If you’re going to push high school start times back, then you’ve probably got to move a lot of elementary and middle schools into earlier time slots. The district knew that going in, and officials dutifully quizzed thousands of parents and teachers at every grade level about their preferred start times.
But they never directly confronted constituents with the sort of dramatic change the algorithm would eventually propose — shifting school start times at some elementary schools by as much as two hours. Even more.
Reported Results
"Hundreds of families were facing a 9:30 to 7:15 a.m. shift. And for many, that was intolerable. They’d have to make major changes to work schedules or even quit their jobs. And because their kids would have to go to bed so early, they’d miss out on valuable family time in the evening.
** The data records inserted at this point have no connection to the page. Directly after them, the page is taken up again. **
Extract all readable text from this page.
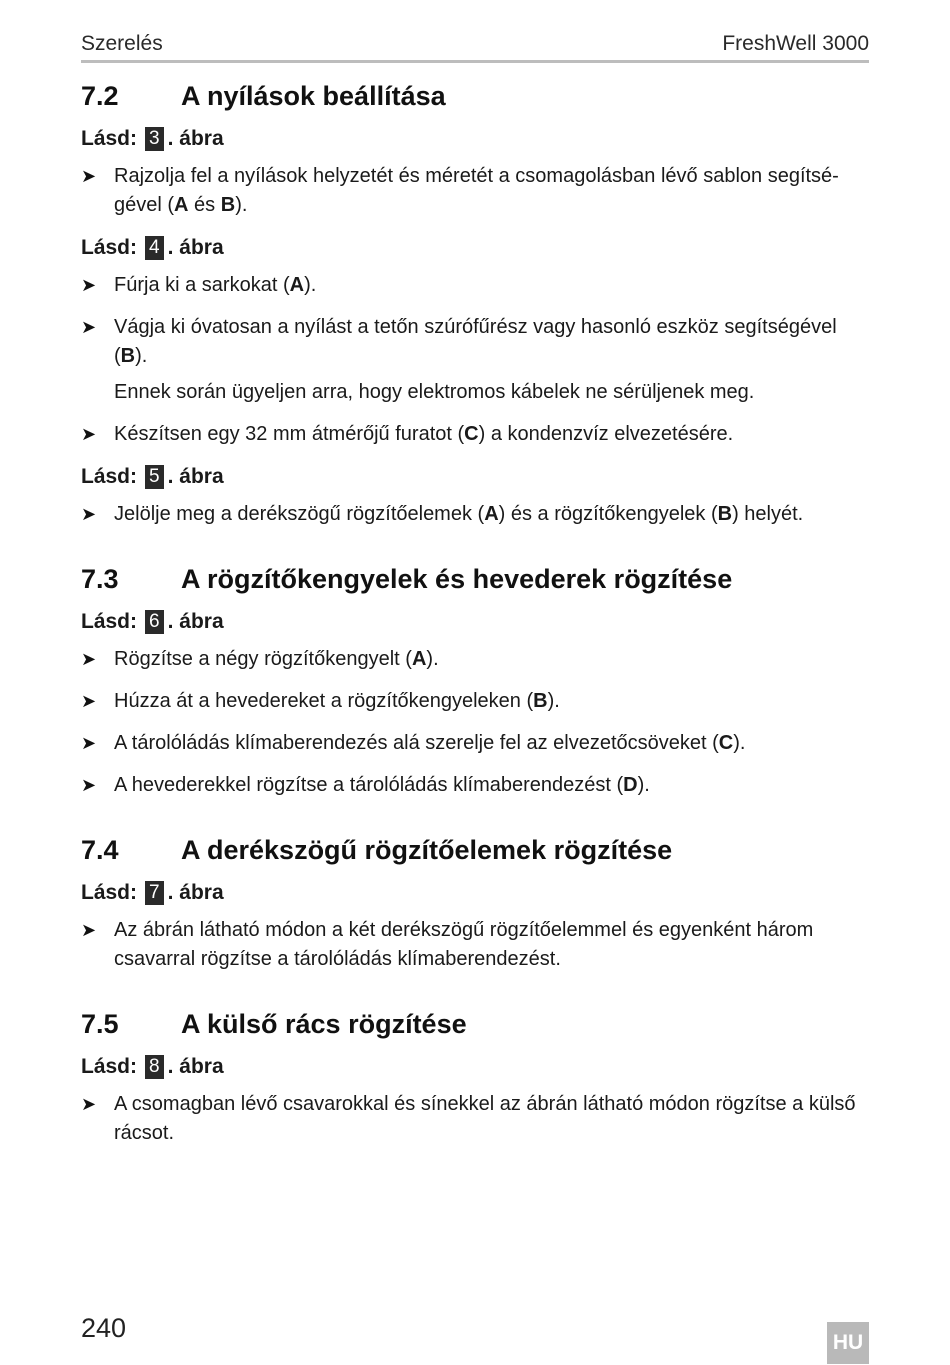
Szerelés	FreshWell 3000
7.2	A nyílások beállítása
Lásd: 3 . ábra
➤ Rajzolja fel a nyílások helyzetét és méretét a csomagolásban lévő sablon segítsé-gével (A és B).
Lásd: 4 . ábra
➤ Fúrja ki a sarkokat (A).
➤ Vágja ki óvatosan a nyílást a tetőn szúrófűrész vagy hasonló eszköz segítségével (B).
Ennek során ügyeljen arra, hogy elektromos kábelek ne sérüljenek meg.
➤ Készítsen egy 32 mm átmérőjű furatot (C) a kondenzvíz elvezetésére.
Lásd: 5 . ábra
➤ Jelölje meg a derékszögű rögzítőelemek (A) és a rögzítőkengyelek (B) helyét.
7.3	A rögzítőkengyelek és hevederek rögzítése
Lásd: 6 . ábra
➤ Rögzítse a négy rögzítőkengyelt (A).
➤ Húzza át a hevedereket a rögzítőkengyeleken (B).
➤ A tárolóládás klímaberendezés alá szerelje fel az elvezetőcsöveket (C).
➤ A hevederekkel rögzítse a tárolóládás klímaberendezést (D).
7.4	A derékszögű rögzítőelemek rögzítése
Lásd: 7 . ábra
➤ Az ábrán látható módon a két derékszögű rögzítőelemmel és egyenként három csavarral rögzítse a tárolóládás klímaberendezést.
7.5	A külső rács rögzítése
Lásd: 8 . ábra
➤ A csomagban lévő csavarokkal és sínekkel az ábrán látható módon rögzítse a külső rácsot.
240	HU
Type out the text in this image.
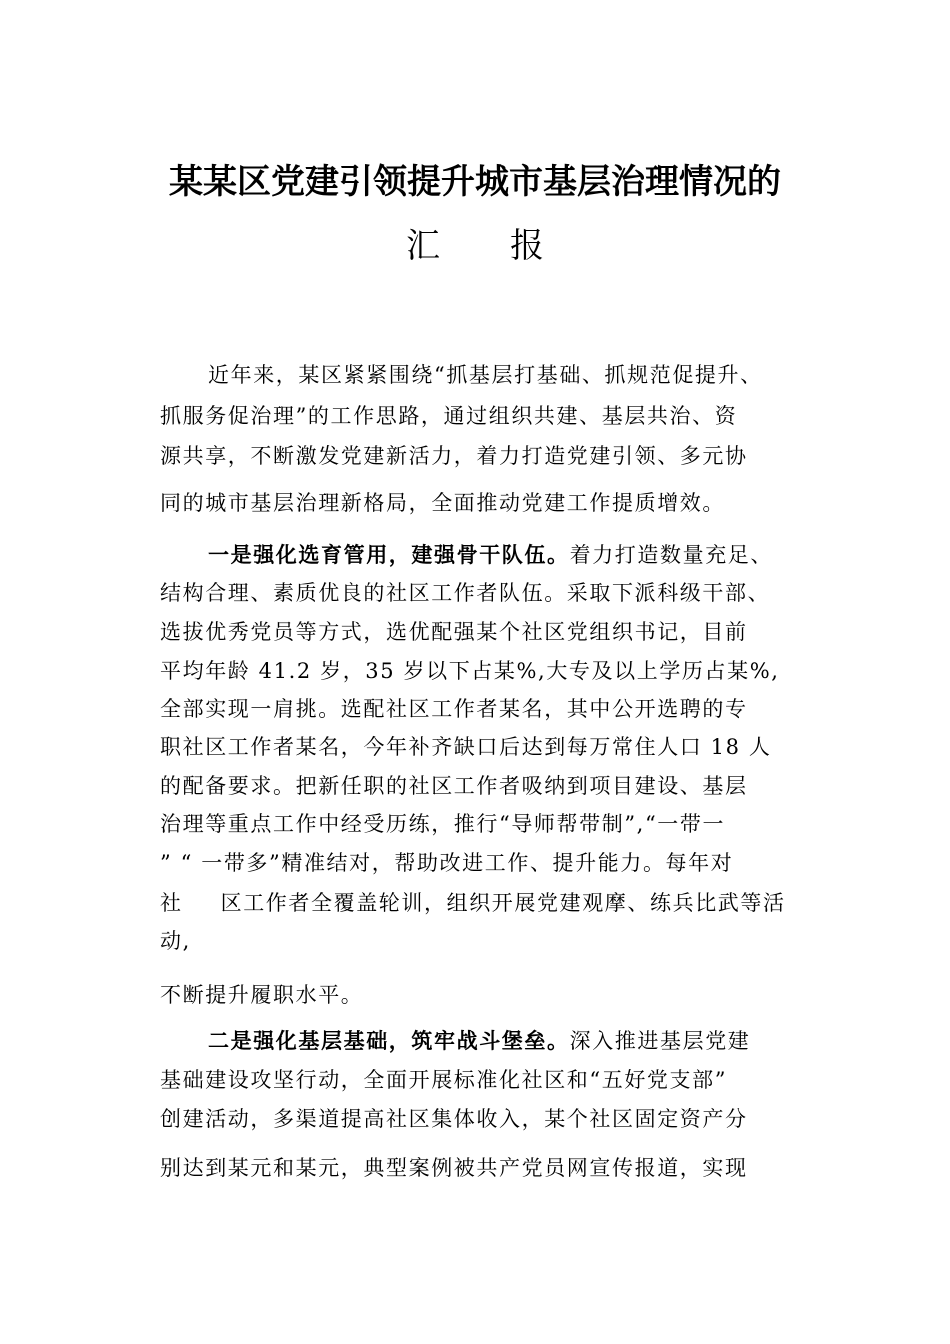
某某区党建引领提升城市基层治理情况的
汇 报
近年来，某区紧紧围绕“抓基层打基础、抓规范促提升、
抓服务促治理”的工作思路，通过组织共建、基层共治、资
源共享，不断激发党建新活力，着力打造党建引领、多元协
同的城市基层治理新格局，全面推动党建工作提质增效。
一是强化选育管用，建强骨干队伍。着力打造数量充足、
结构合理、素质优良的社区工作者队伍。采取下派科级干部、
选拔优秀党员等方式，选优配强某个社区党组织书记，目前
平均年龄 41.2 岁，35 岁以下占某%,大专及以上学历占某%,
全部实现一肩挑。选配社区工作者某名，其中公开选聘的专
职社区工作者某名，今年补齐缺口后达到每万常住人口 18 人
的配备要求。把新任职的社区工作者吸纳到项目建设、基层
治理等重点工作中经受历练，推行“导师帮带制”,“一带一
” “ 一带多”精准结对，帮助改进工作、提升能力。每年对
社 区工作者全覆盖轮训，组织开展党建观摩、练兵比武等活
动,
不断提升履职水平。
二是强化基层基础，筑牢战斗堡垒。深入推进基层党建
基础建设攻坚行动，全面开展标准化社区和“五好党支部”
创建活动，多渠道提高社区集体收入，某个社区固定资产分
别达到某元和某元，典型案例被共产党员网宣传报道，实现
And a couple of days after the school committee meeting, the NAACP and the Lawyers’ Committee for Civil Rights and Economic Justice actually came out against the plan.
Even if the algorithm promised to reduce inequities, the upheaval involved — with nearly 85 percent of the district getting new start times — would hit black and brown families especially hard, the groups argued.
“We know our parents of color are disproportionately likely to have lower-wage jobs that will make it harder for them to change schedules to meet the new demands of BPS, let alone pay more money for additional child care after school,” said Matt Cregor, education project director at the Lawyers’ Committee, in an interview with the Globe."
Technology
While optimisation algorithms are used, the methodology used to route the buses does not appear to constitute "machine learning" as there is no evidence the algorithms learned from the supplied data. Rather the case study falls under traditional AI methods of planning and analytics.
Function
Strategy
Strategic Planning
Background
"Years of research have shown that teenagers need their sleep. Yet high schools often start very early in the morning. Starting them later in Boston would require tinkering with elementary and middle school schedules, too — a Gordian knot of logistics, pulled tight by the weight of inertia, that proved impossible to untangle.